After spicing up on-board meals with pre-booking discount, SpiceJet has done something more seminal--- its first-ever successful flight from Dehradun to Delhi powered by 75 percent aviation turbine fuel (ATF) and 25 percent biofuel fuel mix. In a country that boos and lampoons frugal innovators---Prime Minister Modi for his suggestion to use gutter gas as cooking fuel a few days ago and Raman Pillai for his petrol from herbs more than two decades ago—SpiceJet’s initiative could well be an accelerator on the fuel front.
In Sweden, methane is being generated from sewage to make bio-CNG to run buses. The Congress Party and its President Rahul Gandhi have betrayed their ignorance by lampooning Modi for suggesting the use of methane found in abundance in Indian gutters.
The USA came out with a first-ever possible substitute for hydrocarbon-based petroleum products. Its shale gas discovery in 2000 has not only made the US self-dependant on the fuel front, sending shivers down the spines of oil-producing nations led by Saudi Arabia but also sent out a positive message that substitute is the antidote to monopoly and its green-mailing threats.

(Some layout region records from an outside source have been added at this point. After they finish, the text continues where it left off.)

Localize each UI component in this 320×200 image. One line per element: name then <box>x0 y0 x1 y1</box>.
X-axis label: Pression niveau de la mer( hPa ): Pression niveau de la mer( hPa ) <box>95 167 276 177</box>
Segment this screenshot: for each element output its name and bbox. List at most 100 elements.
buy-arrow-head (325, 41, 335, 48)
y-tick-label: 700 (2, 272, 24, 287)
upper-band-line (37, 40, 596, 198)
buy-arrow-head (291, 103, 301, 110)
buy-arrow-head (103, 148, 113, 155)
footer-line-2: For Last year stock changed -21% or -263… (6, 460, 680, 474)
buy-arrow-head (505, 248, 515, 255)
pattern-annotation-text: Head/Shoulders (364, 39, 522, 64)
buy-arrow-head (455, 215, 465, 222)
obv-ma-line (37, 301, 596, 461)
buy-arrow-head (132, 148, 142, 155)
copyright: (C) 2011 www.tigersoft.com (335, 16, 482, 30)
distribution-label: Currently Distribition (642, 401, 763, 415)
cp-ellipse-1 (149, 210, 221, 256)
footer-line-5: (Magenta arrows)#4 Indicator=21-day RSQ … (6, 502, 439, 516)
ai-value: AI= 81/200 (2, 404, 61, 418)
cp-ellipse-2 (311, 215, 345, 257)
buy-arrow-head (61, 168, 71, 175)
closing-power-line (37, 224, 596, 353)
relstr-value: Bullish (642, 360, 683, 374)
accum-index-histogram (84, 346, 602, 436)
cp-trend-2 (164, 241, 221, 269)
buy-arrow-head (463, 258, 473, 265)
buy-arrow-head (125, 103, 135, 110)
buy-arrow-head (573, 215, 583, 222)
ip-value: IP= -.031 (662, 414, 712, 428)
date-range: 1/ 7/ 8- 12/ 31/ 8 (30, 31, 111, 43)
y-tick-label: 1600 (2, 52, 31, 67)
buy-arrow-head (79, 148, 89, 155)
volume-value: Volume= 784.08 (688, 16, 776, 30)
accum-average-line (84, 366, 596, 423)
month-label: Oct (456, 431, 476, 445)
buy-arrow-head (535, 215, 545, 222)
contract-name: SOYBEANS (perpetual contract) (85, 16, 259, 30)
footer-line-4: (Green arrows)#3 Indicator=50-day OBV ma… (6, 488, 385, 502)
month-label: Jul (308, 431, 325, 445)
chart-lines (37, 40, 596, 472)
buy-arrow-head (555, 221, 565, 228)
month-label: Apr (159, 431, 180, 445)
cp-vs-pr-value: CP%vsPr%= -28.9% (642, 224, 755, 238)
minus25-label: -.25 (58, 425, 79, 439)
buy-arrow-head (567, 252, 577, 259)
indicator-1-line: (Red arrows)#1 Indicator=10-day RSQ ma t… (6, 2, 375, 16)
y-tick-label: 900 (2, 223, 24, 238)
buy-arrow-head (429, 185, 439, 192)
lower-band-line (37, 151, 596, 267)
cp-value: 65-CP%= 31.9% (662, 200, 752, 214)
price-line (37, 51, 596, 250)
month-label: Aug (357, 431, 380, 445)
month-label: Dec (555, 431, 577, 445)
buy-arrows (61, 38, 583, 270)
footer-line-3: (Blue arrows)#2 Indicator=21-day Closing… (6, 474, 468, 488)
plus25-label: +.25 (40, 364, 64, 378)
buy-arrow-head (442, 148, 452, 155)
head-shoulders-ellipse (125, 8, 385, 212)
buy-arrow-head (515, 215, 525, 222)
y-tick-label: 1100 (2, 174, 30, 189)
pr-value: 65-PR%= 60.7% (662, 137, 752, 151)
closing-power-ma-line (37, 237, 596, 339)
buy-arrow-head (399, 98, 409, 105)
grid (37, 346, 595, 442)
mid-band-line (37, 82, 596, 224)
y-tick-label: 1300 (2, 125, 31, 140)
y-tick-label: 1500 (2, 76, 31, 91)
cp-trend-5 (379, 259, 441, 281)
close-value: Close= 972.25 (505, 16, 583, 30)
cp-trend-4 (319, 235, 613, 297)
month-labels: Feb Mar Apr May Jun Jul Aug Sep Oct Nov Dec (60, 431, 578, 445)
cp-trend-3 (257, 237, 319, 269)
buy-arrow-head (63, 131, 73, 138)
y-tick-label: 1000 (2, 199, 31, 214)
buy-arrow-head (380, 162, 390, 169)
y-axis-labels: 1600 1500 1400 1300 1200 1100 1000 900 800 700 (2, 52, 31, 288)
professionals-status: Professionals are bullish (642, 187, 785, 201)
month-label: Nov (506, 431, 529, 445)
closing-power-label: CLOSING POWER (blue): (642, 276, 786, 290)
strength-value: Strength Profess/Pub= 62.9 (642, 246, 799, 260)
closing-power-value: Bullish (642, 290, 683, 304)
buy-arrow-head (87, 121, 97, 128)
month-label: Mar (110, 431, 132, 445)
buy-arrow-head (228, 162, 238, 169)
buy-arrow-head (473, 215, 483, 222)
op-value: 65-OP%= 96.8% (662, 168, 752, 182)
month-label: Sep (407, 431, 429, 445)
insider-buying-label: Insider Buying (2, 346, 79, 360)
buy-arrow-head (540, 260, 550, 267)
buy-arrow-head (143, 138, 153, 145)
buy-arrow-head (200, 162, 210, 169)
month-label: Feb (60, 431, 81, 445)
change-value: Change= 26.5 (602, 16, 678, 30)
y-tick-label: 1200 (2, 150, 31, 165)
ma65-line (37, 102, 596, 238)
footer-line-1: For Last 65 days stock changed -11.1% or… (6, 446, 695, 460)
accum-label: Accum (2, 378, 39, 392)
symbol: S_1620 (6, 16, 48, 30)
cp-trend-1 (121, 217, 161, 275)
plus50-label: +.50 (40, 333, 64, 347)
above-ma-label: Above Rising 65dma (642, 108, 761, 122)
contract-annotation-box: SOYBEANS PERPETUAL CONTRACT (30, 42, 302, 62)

Simon Locks in a vastly informative article describes how the OPEC and Russian strategy to render shale gas production unviable through relentless reduction in prices of hydrocarbon was bravely neutralised by the US, thanks particularly to its private property rights law that allows house owners to claim proprietary rights over shale gas produced in their backyards.
Porous rocks holding in their folds oil and gas are not unique to the US but almost ubiquitous. The Indian government hasn’t done enough to tap this promising source of import substitution.
The Modi government unveiled an ambitious biofuel policy on 16 May 2018 which among other things incentivises farmers to convert their surplus crops into biofuels. Of particular importance is its assertion that one crore litres of E10 (ethanol mix) saves Rs 28 crore of forex at current rates. The ethanol supply year 2017-18 is likely to see a supply of around 150 crore litres which will result in savings of over Rs 4,200 crore of forex.
Petrol sold in Indian petrol bunks contains a 10 percent ethanol mix. The USA also does the same but gives an option to the vehicle owners to choose from a variety of combinations of fuel mix. Brazil follows a more aggressive biofuel policy with 25 percent ethanol mix being de rigueur but going right up to 100 percent. Being the largest producer of sugarcane with enormous surplus naturally it can afford to divert a sizeable portion of its sugarcane harvest to ethanol for fuel.
India’s fuel imports are pegged at Rs 6 lakh crore. Biofuels can easily bring about tremendous reduction in this import dependency and foreign exchange guzzling besides making the environment cleaner. It is not as if biofuel can be made only from sugarcane; corn, beetroot, broken cereals and sorghum, etc also lend themselves admirably to being used as biofuel feedstock.
Our biofuel policy does recognize the potential and plans to set up ten biofuel refineries but the fight against hydrocarbon must be carried out on a war footing. SpiceJet has shown the way ---if ethanol mix in the air is safe, it can be safer still on terra firma.
Our fuel revolution hinges on two things---biofuel from crops in which farmers have a vital role to play. It can enrich them. But corporate India too has a role to play by scouring for shale gas. While we have a reasonable estimate of hydrocarbon resources in India, we are yet to do so on the shale gas front. Shale gas production requires enormous quantities of water. We need investments to stop the sad spectacle of rain and flood waters merging into the seas and instead harnessing them for agriculture, drinking water and shale gas production.